Köln - Was war für das 24:19 gegen Island entscheidend? „Unsere Wahnsinns-Abwehr.“ Was wird im Spiel gegen Kroatien entscheidend sein? „Dass unsere Wahnsinns-Abwehr wieder genauso zupackt.“ Die Antworten unmittelbar nach Spielen sind bisweilen mit Vorsicht zu genießen. Wenn aber alle aus einer Mannschaft zumindest sinngemäß genau das Gleiche erzählen, dann kann das kein Zufall. Selbst wenn der Schweiß noch von der Stirn tropft und der Atem noch rast.

Die Abwehr also ist es, mit der Deutschland bei dieser Handball-WM beeindruckt. Vor der Schlüsselpartie um den Einzug ins WM-Halbfinale an diesem Montag (20.30 Uhr/ZDF) gegen Kroatien hat das Team in sechs Spielen erst 129 Gegentore bekommen, im Schnitt sind das mit 21,5 pro Spiel die wenigsten nach Dänemark. „Die Abwehr hat in allen Spielen von der ersten Sekunde an funktioniert“, sagt Teammanager Oliver Roggisch, selbst als Defensivstratege am WM-Triumph 2007 beteiligt.
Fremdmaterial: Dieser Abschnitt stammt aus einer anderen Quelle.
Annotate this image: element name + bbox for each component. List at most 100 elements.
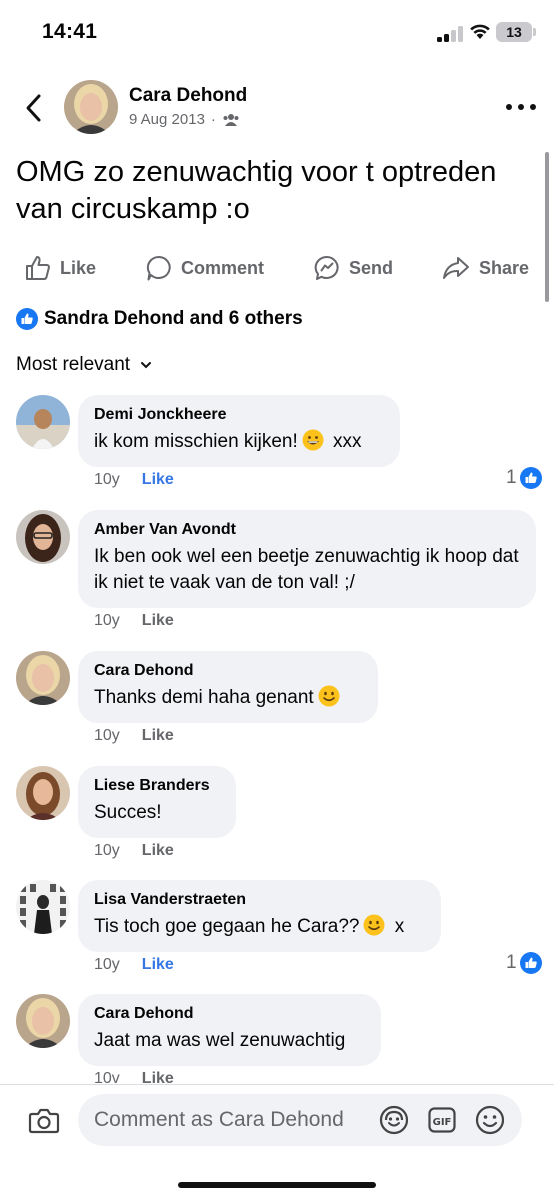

Bei jedem Triumph gibt es einen starken Innenblock

Das Herzstück einer Deckung ist der Innenblock. Es gehört zur Tradition, dass Deutschland immer dann große Erfolge feierte, wenn starke Abwehrkräfte wirkten. Heiner Brand beim Titelgewinn 1978, Klaus-Dieter Petersen beim EM-Triumph 2004, Roggisch beim Wintermärchen 2007, Finn Lemke beim EM-Gewinn 2016. Der 2,10-Meter-Riese ist bei der laufenden WM auch mit von der Partie, doch er spielt bisher nicht die Hauptrolle im Deckungskonzept. Was daran liegt, dass zwei andere eine überragende Vorstellung abliefern.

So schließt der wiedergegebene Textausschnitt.